Pallamano, Carpi scivola con Cassano Magnago

Non basta la grande prestazione di Marques Costa per evitare la sconfitta

contributo fotografico a cura di Sara Bozzoli

 

 

 

Il break di Cassano, quello del +3, costringe Mister Serafini a giocarsi il time-out già al nono del primo tempo. Al 12’ Carpi accorcia le distanze con Soria sul 6 a 8, ma superare l’estremo difensore cassanese è impresa ardua. Solo Coppola e Marques Costa sembrano poter nuocere dalle parti di Riva. Per gli ospiti invece Fantinato dai 9 metri, Moretti dai 7 sono implacabili. Il rigore del 10 amaranto al 22’ vale il 10 a 15, quello al contrario assegnato al Carpi, e di cui si incarica Nocelli, non va a segno. La frazione termina 14 a 20.
In avvio di secondo tempo, i padroni di casa devono scontare una doppia inferiorità numerica, comminata a Mejiri e Sortino. In 5 contro 7, l’unica soluzione difensiva è stringere in mezzo, lasciando scoperte le ali. Puntualmente allora lo scarico arriva a Bassanese che non sbaglia il tiro del 14 a 22 al 32’. Coppola risponde in doppio appoggio, Savini dall’altra parte colpisce la traversa ma, sulla seconda fase carpigiana, Saitta intercetta un passaggio e firma il 15 a 23. Marques Costa continua però a fare bella mostra di sé, con esecuzioni fulminee e pregevoli assist per i compagni.
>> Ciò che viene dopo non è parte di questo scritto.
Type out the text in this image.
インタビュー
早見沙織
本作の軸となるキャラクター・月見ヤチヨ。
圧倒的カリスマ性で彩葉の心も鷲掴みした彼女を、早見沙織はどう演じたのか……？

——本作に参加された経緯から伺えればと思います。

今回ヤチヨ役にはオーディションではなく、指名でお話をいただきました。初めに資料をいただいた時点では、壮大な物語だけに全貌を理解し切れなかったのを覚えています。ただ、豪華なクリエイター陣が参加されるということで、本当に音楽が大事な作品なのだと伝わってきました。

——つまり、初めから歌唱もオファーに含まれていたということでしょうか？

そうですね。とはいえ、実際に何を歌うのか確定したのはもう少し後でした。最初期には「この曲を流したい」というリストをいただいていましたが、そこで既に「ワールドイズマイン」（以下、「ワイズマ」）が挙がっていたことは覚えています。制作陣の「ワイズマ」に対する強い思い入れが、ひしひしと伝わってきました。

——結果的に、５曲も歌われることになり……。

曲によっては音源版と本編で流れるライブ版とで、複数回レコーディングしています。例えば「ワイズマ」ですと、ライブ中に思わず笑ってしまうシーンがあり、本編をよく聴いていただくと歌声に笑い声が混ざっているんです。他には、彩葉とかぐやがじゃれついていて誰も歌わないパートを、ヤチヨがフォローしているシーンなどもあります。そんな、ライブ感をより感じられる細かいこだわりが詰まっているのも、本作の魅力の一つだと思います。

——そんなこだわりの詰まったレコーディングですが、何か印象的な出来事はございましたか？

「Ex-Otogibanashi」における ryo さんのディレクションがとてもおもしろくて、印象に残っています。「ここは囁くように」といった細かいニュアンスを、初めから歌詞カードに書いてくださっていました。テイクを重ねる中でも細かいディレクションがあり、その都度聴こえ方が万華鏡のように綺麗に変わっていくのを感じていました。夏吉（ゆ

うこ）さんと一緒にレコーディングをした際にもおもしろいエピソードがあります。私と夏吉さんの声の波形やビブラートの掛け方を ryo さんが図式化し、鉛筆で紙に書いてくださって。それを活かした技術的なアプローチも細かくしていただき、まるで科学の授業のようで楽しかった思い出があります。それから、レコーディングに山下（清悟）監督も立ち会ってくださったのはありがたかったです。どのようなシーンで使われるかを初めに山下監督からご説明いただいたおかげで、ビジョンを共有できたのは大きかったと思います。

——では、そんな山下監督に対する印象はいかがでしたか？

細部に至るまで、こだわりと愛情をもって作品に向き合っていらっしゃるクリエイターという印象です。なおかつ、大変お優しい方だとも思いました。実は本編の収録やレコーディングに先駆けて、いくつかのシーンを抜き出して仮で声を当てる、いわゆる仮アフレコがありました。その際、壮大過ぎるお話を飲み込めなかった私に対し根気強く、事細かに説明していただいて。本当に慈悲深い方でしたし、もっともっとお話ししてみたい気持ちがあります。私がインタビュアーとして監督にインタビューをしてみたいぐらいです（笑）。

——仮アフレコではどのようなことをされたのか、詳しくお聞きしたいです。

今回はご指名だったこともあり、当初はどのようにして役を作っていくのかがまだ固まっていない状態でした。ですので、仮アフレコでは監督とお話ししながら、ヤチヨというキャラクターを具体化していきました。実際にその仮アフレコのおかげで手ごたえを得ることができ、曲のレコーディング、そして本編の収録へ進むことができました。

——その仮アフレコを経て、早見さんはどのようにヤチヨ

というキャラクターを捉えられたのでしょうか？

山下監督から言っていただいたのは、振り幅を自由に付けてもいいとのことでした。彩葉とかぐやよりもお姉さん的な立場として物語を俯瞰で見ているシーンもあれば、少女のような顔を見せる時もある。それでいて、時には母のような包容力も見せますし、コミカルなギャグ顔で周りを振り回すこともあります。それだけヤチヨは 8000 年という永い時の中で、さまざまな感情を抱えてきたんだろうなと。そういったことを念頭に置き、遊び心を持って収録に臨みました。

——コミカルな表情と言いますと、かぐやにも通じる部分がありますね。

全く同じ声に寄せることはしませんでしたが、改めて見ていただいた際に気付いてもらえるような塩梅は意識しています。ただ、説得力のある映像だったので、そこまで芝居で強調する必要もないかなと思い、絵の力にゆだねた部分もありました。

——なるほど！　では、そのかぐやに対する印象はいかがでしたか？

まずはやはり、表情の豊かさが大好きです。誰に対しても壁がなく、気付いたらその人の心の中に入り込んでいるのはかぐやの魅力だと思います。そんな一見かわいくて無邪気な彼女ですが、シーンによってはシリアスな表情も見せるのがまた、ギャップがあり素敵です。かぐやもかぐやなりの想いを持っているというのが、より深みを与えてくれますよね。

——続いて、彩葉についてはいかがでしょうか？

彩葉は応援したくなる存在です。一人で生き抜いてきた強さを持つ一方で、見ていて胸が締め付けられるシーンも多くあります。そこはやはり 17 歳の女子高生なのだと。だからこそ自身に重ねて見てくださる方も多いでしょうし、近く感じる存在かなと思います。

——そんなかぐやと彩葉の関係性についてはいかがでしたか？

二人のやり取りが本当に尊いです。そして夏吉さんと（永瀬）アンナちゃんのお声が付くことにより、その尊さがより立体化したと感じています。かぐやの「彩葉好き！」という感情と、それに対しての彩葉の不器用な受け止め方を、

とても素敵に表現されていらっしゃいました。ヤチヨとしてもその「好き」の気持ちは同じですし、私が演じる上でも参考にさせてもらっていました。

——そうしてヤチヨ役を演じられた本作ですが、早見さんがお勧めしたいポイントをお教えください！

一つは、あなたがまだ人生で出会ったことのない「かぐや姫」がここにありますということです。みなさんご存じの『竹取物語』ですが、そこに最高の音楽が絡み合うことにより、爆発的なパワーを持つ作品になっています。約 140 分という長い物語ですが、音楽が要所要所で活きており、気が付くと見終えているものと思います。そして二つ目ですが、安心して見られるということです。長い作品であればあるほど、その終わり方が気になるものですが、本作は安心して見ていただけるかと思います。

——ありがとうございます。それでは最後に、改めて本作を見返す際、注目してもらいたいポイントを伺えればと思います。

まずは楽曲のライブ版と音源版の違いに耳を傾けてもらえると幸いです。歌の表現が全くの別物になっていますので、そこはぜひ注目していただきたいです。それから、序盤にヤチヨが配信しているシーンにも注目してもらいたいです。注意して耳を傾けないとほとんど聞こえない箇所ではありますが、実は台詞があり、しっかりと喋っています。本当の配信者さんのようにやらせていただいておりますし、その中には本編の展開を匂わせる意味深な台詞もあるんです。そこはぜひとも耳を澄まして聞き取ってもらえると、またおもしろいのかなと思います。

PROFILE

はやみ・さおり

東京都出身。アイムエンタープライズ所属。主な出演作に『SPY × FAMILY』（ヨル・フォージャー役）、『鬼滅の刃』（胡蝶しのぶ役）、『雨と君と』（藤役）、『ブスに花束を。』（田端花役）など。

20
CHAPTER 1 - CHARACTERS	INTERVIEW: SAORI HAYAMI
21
Come quello che al 45’ consente a Monzani di portare il risultato sull’18 a 29. Anche l’altro neoacquisto bianconero, Simone Sibilio, entrato al posto di Jurina, si distingue per un paio di disimpegni notevoli. Il massimo vantaggio ospite è quello del +12 raggiunto al 52’ da Moretti. Carpi affida allora a Marques Costa l’onere di provare a riportare il gap sotto soglia. Il portoghese raccoglie l’invito e nei minuti finali riconduce la sconfitta entro i limiti dell’accettabilità. L’ultima rete del match è infatti la sua, quella del 25 a 33.
Costa e Coppola a parte, la manovra offensiva carpigiana è apparsa più opaca del solito, forse a motivo dei nuovi innesti e degli equilibri che è necessario ritrovare. Certamente molto dipende anche dalle virtù di Riva che ha parato tutto con una sicurezza disarmante, confermandosi tra i migliori portieri italiani. Per converso, i demeriti degli emiliani in difesa non vanno di pari passo con i meriti di Cassano, perché la squadra ospite in avanti non è dovuta ricorrere a manovre particolarmente complesse né è stata mai costretta a forzare il tiro.

 

 

 

Carpi 25 – Cassano Magnago 33

Carpi:
Jurina (K), Monzani 3, S. Serafini 2, Soria 1, Nocelli (VK) 3, Carabulea, Cioni 2, Coppola 5, Sibilio, Damjanovic, Errico 1, Marques Costa 6, Sortino 2, Mejri.
All.: D. Serafini

Cassano Magnago:
Medicina, Fantinato 9, Moretti 5, Monciardini, Lazzari 1, Saitta 4, La Bruna 3, Branca 1, Bassanese 4, Salvati, Kabeer, Dorio (K) 1, Mazza (VK), Savini 5, Riva.